A hundred and seventeen houses were soon burning fiercely. On that hot
September evening, the air was like a furnace. Before long the streets
were full of blazing débris. Two persons who had hidden themselves in
their cellars died of suffocation; yet to appear in the streets was to
risk death at the hands of some drunk or maddened soldier.

At the opening of the French attack, a German officer rushed to the
hospital, which was full of wounded, in search of francs-tireurs.
Arrived there, he saw an old man, a chronic patient of the hospital and
half idiotic, standing on the steps of the building. He blew the old
man's brains out. He then forced his way into the hospital, pointing his
revolver at the French wounded, who thought their last hour had come.
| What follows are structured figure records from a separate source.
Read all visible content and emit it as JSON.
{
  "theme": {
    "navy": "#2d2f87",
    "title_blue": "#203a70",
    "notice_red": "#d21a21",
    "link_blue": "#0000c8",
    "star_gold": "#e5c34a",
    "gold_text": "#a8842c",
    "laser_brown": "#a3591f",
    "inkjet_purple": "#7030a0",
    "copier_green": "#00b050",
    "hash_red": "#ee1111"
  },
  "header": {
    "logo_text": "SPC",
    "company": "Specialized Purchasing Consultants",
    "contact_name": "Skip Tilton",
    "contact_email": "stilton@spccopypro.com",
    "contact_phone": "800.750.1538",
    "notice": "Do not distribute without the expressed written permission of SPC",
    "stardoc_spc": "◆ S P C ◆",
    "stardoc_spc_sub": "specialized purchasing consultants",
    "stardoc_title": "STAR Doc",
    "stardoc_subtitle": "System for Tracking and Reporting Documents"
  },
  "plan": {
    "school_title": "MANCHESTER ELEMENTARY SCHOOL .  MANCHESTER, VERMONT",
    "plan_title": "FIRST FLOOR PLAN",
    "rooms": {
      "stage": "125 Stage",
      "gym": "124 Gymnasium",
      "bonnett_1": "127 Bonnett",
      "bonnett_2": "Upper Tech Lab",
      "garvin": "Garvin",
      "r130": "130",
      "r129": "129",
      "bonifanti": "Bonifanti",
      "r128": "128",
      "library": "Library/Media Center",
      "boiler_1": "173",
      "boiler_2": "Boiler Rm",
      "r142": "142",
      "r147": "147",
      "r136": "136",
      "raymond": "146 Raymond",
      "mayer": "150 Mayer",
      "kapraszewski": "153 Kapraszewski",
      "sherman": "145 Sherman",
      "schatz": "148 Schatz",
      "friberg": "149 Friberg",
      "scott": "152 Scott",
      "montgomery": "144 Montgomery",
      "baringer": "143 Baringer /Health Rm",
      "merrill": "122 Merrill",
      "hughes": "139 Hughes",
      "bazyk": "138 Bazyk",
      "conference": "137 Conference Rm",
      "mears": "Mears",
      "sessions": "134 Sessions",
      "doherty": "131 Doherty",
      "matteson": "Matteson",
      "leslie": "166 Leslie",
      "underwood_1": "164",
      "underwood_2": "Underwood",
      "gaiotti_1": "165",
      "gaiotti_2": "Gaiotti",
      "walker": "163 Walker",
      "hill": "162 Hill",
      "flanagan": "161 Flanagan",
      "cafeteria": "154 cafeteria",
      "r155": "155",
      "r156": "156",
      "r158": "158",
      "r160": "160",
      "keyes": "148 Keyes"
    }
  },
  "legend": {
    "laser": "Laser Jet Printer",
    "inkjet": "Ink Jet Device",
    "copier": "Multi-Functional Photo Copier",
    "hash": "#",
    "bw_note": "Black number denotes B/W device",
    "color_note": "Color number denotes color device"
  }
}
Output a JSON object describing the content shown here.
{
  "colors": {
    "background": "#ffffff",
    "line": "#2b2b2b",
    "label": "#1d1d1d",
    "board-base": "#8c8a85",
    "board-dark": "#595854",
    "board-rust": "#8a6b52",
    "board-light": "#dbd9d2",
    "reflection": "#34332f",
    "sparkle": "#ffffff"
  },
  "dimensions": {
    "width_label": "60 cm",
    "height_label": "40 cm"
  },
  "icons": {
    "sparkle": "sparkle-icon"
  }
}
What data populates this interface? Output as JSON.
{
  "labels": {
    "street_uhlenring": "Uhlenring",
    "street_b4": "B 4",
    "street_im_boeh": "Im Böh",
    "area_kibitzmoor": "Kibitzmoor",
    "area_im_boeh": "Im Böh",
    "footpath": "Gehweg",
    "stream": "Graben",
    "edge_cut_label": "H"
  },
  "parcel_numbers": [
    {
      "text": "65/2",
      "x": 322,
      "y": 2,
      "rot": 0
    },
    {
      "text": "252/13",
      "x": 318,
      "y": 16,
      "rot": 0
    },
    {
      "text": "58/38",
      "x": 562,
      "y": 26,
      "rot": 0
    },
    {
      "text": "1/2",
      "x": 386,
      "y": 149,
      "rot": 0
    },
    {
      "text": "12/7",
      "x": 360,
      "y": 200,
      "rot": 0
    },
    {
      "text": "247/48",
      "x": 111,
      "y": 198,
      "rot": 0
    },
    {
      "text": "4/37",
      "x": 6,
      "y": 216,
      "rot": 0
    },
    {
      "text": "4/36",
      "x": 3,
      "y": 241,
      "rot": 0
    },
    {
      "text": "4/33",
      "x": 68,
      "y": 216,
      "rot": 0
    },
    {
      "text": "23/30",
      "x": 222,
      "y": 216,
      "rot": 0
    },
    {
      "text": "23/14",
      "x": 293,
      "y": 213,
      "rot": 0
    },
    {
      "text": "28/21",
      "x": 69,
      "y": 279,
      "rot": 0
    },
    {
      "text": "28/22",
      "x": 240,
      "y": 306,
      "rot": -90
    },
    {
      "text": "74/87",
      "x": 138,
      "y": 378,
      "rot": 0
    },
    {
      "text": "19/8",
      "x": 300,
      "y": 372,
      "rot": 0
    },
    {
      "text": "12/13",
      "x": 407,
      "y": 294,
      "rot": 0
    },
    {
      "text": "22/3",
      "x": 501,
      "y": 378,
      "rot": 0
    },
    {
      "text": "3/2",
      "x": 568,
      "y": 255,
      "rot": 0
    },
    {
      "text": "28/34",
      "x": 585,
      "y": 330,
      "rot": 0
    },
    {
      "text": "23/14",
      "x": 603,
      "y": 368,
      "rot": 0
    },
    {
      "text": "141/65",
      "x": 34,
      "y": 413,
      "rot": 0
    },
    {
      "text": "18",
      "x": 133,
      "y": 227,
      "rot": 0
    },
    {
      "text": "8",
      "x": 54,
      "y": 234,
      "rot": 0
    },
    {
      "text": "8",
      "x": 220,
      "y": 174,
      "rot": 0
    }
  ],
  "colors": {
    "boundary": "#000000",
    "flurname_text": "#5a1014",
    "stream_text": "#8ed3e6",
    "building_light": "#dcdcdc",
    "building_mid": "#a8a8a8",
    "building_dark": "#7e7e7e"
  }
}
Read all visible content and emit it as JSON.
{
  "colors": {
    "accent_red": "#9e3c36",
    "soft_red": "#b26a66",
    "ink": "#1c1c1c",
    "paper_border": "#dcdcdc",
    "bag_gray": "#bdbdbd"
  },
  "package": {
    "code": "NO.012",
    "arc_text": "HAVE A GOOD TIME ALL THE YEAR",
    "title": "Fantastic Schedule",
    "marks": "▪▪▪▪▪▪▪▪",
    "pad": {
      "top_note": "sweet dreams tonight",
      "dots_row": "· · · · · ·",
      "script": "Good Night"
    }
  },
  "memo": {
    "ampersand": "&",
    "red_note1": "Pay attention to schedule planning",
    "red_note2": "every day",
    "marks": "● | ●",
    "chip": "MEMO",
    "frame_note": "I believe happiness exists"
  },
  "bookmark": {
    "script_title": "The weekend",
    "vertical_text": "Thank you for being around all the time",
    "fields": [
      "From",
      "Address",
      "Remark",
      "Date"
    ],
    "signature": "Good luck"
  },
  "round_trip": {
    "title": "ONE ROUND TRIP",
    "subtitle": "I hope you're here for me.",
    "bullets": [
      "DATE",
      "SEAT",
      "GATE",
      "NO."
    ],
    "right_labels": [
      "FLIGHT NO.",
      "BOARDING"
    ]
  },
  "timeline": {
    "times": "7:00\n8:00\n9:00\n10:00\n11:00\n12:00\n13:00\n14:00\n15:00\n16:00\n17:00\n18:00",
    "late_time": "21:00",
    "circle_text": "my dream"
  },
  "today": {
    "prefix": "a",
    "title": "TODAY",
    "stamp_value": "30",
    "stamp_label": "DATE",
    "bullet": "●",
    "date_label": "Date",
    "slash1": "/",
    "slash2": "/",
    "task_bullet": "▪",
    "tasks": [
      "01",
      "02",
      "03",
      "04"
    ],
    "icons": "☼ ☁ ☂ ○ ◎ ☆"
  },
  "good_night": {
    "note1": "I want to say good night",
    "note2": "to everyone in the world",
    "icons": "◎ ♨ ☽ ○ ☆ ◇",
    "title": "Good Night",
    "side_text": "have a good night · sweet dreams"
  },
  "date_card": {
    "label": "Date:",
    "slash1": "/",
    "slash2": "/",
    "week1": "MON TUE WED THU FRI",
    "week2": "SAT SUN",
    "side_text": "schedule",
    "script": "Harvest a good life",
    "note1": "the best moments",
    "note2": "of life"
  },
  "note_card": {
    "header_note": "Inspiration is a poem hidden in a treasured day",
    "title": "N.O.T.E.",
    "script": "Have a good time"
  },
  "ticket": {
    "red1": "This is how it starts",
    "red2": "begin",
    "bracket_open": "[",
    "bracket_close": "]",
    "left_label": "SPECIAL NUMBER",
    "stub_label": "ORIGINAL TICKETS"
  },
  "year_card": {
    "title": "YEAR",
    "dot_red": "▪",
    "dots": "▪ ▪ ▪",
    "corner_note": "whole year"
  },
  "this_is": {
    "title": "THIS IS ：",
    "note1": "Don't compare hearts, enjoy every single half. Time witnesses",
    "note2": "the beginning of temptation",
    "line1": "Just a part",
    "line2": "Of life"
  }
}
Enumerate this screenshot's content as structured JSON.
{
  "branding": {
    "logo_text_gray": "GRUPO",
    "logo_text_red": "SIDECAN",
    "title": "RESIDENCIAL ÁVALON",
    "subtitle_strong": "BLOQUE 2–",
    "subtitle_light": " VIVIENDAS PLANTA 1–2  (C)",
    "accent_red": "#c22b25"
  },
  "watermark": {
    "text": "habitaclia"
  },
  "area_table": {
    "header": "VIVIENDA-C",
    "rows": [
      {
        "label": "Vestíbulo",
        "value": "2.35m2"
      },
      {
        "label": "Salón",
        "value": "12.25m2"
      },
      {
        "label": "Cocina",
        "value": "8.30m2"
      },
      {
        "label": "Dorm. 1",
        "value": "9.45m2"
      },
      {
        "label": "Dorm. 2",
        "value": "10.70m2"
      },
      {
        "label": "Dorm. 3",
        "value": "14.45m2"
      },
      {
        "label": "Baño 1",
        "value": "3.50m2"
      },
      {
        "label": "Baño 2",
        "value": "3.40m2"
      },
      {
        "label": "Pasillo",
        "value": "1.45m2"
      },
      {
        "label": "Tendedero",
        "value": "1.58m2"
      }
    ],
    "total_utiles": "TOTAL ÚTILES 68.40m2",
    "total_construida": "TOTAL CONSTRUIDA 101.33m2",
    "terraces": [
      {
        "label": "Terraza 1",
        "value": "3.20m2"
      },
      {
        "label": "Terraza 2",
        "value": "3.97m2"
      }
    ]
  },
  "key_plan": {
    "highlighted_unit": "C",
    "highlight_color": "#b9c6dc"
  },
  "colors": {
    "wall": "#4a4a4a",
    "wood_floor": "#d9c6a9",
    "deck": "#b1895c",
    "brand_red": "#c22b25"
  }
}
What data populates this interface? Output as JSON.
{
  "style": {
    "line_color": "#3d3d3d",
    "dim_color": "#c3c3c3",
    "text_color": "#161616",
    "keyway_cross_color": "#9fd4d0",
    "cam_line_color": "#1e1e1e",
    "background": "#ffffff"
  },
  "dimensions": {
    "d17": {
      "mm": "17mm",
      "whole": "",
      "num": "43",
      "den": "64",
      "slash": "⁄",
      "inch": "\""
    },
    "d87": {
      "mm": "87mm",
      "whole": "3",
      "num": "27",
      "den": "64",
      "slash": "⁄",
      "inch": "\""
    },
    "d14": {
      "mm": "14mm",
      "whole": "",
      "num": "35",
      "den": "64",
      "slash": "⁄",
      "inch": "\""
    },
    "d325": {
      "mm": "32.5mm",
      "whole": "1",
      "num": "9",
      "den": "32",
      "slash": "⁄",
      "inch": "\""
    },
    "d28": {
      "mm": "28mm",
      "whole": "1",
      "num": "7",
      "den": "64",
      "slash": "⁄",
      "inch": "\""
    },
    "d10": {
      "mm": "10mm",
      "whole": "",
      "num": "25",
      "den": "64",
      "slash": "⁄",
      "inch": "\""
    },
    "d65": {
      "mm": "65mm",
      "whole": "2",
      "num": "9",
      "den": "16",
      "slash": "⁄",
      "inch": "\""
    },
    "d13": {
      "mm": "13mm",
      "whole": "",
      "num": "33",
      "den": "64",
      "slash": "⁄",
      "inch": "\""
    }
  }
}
He
himself was wounded, and at last appeared to yield to the remonstrances
of the Sister in charge, and allowed his wound to be dressed. But in the
middle of the dressing, he broke away without his tunic, and helmetless,
in a state of mad excitement, and presently reappeared with a file of
soldiers. Placing them in the street opposite the rooms occupied by the
French wounded, he ordered them to fire a volley. No one was hurt,
though several beds were struck. Then the women's wards were searched.
Two sick men, _éclopés_ without visible wounds, were dragged out of
their beds and would have been bayoneted then and there but for the
entreaties of the nurses, who ultimately released them.

An awful night followed in the still burning or smouldering town.